= Studienrat (Germany) =

German civil service title

Teachers in the higher service (Höherer Dienst)
| Title | Salary grade |
| Oberstudiendirektor (OStD) | A 16 |
| Studiendirektor (StD) | A 15 |
| Oberstudienrat (OStR) | A 14 |
| Studienrat (StR) | A 13 |

Studienrat [ˈʃtuːdi̯ənˌʁaːt] (male) or Studienrätin [ˈʃtuːdi̯ənˌʁɛːtɪn] (female; abbreviation StR), literally “educational councillor”, is a German civil service title commonly held by tenured secondary-school teachers, especially at state-run Gymnasien (grammar schools). The post belongs to the higher service (Höherer Dienst) and is typically remunerated at salary grade A 13, which marks entry into this career group. Administrative officials at a comparable level usually hold the title Regierungsrat (“government councillor”).

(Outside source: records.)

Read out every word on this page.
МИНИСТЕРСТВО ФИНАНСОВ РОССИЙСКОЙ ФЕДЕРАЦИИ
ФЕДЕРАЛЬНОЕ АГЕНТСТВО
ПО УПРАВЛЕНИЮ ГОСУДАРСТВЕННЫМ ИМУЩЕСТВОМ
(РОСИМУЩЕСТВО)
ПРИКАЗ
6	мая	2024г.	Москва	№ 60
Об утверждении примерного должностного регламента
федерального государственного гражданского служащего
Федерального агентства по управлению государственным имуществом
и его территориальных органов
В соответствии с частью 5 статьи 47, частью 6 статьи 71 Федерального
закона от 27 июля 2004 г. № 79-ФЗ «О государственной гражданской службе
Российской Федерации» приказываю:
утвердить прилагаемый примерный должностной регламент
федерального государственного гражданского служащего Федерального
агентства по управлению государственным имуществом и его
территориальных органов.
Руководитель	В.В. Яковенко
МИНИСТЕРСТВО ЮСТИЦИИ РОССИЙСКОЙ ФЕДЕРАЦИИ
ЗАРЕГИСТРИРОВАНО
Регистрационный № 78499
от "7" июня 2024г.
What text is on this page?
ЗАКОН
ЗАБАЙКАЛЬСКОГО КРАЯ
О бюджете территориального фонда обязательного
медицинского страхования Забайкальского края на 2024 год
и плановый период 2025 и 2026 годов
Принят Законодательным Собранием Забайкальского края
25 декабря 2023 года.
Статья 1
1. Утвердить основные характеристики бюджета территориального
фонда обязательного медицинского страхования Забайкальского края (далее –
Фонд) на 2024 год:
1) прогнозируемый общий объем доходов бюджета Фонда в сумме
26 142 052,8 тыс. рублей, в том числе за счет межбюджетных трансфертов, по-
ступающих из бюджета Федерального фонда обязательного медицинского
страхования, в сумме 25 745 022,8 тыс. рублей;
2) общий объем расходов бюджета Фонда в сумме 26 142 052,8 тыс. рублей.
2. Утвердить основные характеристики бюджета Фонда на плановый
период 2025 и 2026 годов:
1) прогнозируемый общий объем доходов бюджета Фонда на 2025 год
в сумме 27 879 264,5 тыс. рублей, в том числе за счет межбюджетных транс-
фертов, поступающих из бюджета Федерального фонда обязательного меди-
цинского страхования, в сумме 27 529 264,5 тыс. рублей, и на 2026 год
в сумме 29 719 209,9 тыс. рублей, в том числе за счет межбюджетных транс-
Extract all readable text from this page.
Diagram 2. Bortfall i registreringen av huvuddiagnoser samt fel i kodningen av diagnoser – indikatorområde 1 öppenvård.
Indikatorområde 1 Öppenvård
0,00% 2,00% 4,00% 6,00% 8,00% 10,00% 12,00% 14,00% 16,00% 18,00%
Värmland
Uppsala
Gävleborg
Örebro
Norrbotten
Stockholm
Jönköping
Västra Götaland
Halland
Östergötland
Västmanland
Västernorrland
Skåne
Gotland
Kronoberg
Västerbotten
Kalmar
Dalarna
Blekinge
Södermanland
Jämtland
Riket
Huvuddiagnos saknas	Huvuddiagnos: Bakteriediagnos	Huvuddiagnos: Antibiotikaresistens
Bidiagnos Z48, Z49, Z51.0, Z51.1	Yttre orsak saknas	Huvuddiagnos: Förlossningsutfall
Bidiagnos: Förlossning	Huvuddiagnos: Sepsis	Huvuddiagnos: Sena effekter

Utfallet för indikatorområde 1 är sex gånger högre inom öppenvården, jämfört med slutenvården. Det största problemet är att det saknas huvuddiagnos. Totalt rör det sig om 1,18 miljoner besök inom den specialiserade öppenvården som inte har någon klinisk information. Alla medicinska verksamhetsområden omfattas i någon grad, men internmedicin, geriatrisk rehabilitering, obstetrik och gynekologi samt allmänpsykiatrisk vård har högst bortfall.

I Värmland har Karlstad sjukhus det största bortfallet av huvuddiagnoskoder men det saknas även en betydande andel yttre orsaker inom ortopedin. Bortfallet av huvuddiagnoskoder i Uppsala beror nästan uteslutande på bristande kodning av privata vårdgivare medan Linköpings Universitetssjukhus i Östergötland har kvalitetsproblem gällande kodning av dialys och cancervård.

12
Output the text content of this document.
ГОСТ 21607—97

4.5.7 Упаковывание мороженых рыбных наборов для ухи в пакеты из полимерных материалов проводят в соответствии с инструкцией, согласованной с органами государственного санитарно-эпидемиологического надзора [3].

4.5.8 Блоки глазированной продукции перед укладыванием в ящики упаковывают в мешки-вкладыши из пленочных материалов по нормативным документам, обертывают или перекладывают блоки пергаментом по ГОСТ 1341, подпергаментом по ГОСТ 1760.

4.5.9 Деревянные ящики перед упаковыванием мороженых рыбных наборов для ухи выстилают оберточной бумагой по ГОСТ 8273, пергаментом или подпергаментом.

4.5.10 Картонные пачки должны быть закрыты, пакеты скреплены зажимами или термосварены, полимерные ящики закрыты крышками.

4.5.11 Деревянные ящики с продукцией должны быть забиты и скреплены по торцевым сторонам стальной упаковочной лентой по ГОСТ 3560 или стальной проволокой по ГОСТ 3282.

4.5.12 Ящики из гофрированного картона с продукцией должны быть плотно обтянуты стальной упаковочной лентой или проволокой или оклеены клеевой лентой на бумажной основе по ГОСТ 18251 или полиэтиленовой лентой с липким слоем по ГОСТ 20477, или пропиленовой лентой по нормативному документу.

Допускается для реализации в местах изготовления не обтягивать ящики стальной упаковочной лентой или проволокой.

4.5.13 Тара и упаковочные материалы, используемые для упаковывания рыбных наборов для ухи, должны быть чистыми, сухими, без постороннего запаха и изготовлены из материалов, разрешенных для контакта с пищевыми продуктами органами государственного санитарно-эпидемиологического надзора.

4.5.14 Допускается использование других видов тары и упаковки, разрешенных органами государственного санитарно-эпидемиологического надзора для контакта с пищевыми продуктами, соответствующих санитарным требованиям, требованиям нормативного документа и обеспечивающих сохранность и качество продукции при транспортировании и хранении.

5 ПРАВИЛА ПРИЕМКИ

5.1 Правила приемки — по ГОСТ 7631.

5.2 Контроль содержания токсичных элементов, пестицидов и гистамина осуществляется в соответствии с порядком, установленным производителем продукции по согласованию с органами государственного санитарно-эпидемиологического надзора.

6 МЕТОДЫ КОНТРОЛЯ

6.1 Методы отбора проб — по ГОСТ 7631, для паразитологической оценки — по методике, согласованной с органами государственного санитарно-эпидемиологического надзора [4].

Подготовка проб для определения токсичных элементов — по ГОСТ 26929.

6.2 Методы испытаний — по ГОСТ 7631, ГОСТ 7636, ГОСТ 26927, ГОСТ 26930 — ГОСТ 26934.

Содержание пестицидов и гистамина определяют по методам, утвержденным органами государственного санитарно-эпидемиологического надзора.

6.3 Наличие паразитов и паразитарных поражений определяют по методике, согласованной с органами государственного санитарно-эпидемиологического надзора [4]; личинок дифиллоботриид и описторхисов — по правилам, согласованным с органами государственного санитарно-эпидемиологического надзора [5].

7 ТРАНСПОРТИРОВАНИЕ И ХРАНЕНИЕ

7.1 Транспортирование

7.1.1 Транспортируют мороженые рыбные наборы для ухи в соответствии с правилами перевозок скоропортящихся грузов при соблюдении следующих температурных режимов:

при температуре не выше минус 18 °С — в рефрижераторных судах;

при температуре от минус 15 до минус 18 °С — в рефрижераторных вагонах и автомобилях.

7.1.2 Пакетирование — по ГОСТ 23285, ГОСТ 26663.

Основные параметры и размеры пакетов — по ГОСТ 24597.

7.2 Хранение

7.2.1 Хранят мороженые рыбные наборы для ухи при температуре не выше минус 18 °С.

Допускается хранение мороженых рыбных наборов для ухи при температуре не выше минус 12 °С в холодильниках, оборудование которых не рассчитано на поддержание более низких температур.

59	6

Holders of the title normally teach at the upper secondary level leading to the Abitur, Germany’s university-entrance qualification (often compared to A-levels). Depending on the federal state (Land), the title may also be used for teachers in other school types, including vocational schools.

== Variants and related titles ==
In the former German Democratic Republic, Studienrat was used as an honorary designation for teachers.

At church-run schools, some teachers hold the title Studienrat im Kirchendienst (“educational councillor in church service”, abbreviated StR i. K.). These teachers are employed under church law, which in many respects is comparable to state civil-service law.

During the preparatory training period (Referendariat), candidates use the title Studienreferendar.

Higher ranks within this career track are Oberstudienrat (A 14), Studiendirektor (A 15), and Oberstudiendirektor (A 16).

== Appointment and training ==
Appointment as Studienrat generally requires a university degree in at least two teaching subjects together with formal pedagogical training. This is followed by a period of supervised practical training (Referendariat) and an initial probationary appointment before tenure is granted. Exact requirements and procedures vary by federal state.

== Historical background ==
In 1918, Kaiser Wilhelm II issued a decree replacing the former title Oberlehrer (“senior teacher”) with the honorary title Studienrat. In Prussia, most grammar-school teachers had previously held the title Oberlehrer, while a smaller proportion carried the honorary designation Gymnasialprofessor.

The introduction of the title Studienrat and related ranks formed part of a broader standardisation of teacher titles in the German civil service and was associated with a social revaluation of grammar-school teachers within the educated middle class (Bildungsbürgertum).

== Legal controversy ==
According to Der Spiegel, the state of Bremen sought in the late 1970s to replace the official title Studienrat with a uniform designation for teachers at public schools. After legal proceedings, the Federal Constitutional Court ruled that official titles in the civil service must remain sufficiently differentiated to reflect distinct offices, responsibilities, and levels of performance.